FORT WAYNE, Ind. (WFFT)- Kalen Desrosiers is one of many young people across Fort Wayne that's hearing a message addressing violence and the impact it has locally.
Pastor Luther Whitfield of New Covenant Worship Center says the city and local leaders are trying to save as many lives as they can.
"We believe that in this message today, my hope is that we understand that we can't let our racisms, our prejudices, [or] our past experiences be the stumbling block that keeps us from helping someone who's in need," Whitfield said.
The goal is to bridge the gap between neighborhoods and churches to bring the number of homicides down.
Pastor Whitfield said something needs to be done.
He and several other pastors in Fort Wayne are furthering Mayor Henry's initiative to advocate, ensure equity, and opportunity for black males in the community and to end violence.
"We have a responsibility to our brothers and our sisters. It doesn't matter about race or gender.
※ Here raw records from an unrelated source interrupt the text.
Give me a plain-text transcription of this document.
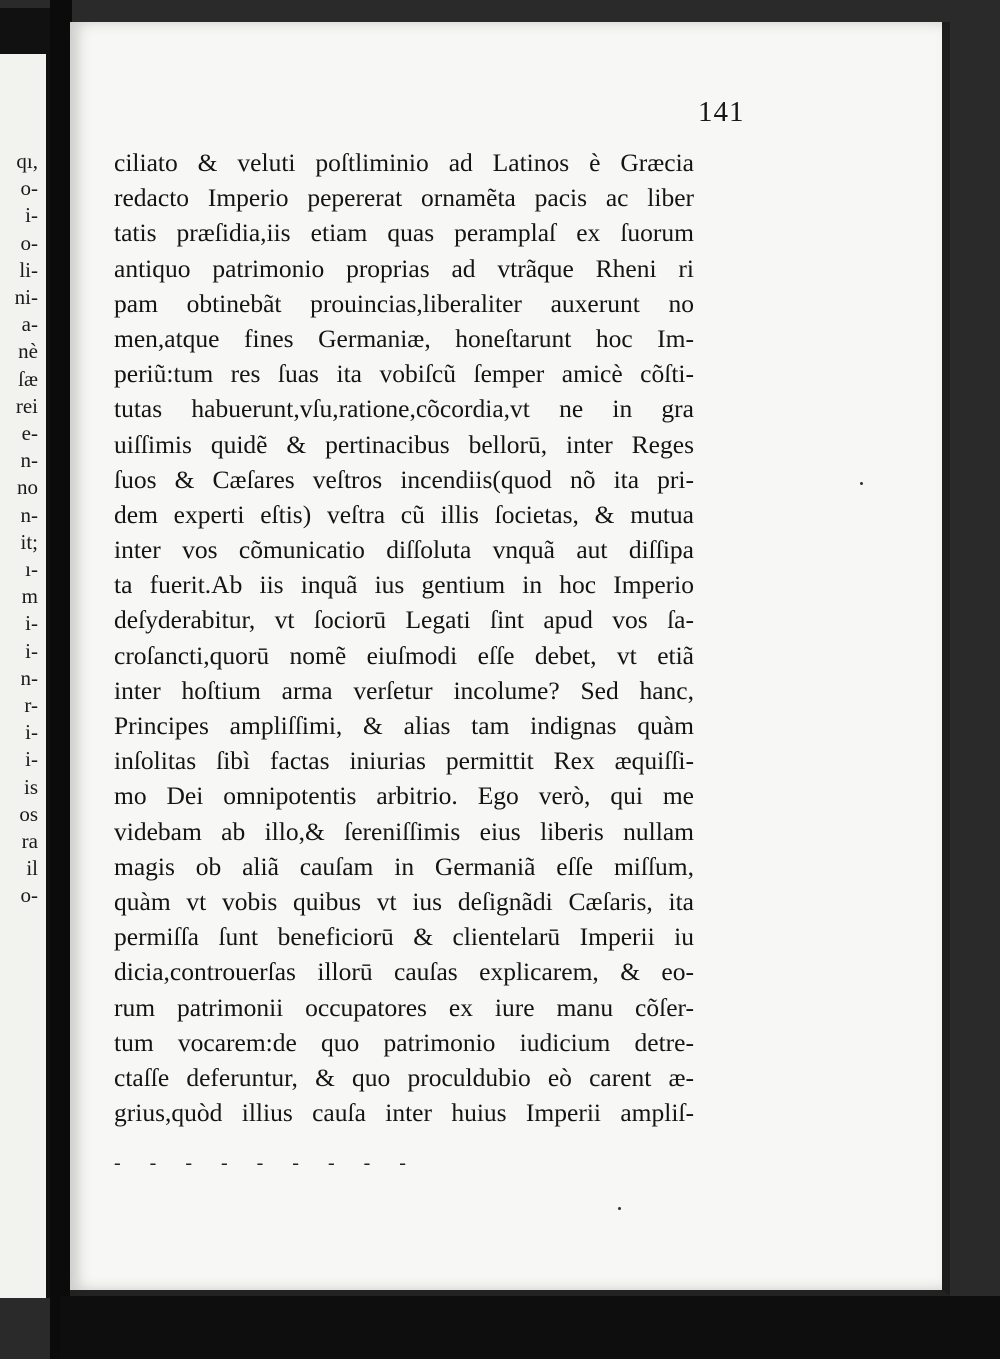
qı,
o-
i-
o-
li-
ni-
a-
nè
ſæ
rei
e-
n-
no
n-
it;
ı-
m
i-
i-
n-
r-
i-
i-
is
os
ra
il
o-
141
ciliato & veluti poſtliminio ad Latinos è Græcia
redacto Imperio pepererat ornamẽta pacis ac liber
tatis præſidia,iis etiam quas peramplaſ ex ſuorum
antiquo patrimonio proprias ad vtrãque Rheni ri
pam obtinebãt prouincias,liberaliter auxerunt no
men,atque fines Germaniæ, honeſtarunt hoc Im-
periũ:tum res ſuas ita vobiſcũ ſemper amicè cõſti-
tutas habuerunt,vſu,ratione,cõcordia,vt ne in gra
uiſſimis quidẽ & pertinacibus bellorū, inter Reges
ſuos & Cæſares veſtros incendiis(quod nõ ita pri-
dem experti eſtis) veſtra cũ illis ſocietas, & mutua
inter vos cõmunicatio diſſoluta vnquã aut diſſipa
ta fuerit.Ab iis inquã ius gentium in hoc Imperio
deſyderabitur, vt ſociorū Legati ſint apud vos ſa-
croſancti,quorū nomẽ eiuſmodi eſſe debet, vt etiã
inter hoſtium arma verſetur incolume? Sed hanc,
Principes ampliſſimi, & alias tam indignas quàm
inſolitas ſibì factas iniurias permittit Rex æquiſſi-
mo Dei omnipotentis arbitrio. Ego verò, qui me
videbam ab illo,& ſereniſſimis eius liberis nullam
magis ob aliã cauſam in Germaniã eſſe miſſum,
quàm vt vobis quibus vt ius deſignãdi Cæſaris, ita
permiſſa ſunt beneficiorū & clientelarū Imperii iu
dicia,controuerſas illorū cauſas explicarem, & eo-
rum patrimonii occupatores ex iure manu cõſer-
tum vocarem:de quo patrimonio iudicium detre-
ctaſſe deferuntur, & quo proculdubio eò carent æ-
grius,quòd illius cauſa inter huius Imperii ampliſ-
- - - - - - - - -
You know we have a responsibility to the folk of our community," he added.
"I think 'My Brother's Keeper' is a great initiative, and today having all the churches get involved, as Pastor Whitfield said getting out of the physical building into the community is what the church's purpose is, and I'm so glad they did what they did today," Glynn Hines said.
Pastor Whitfield said it's about taking God to the streets, and not just making Fort Wayne the city of churches, but the city of churches that care.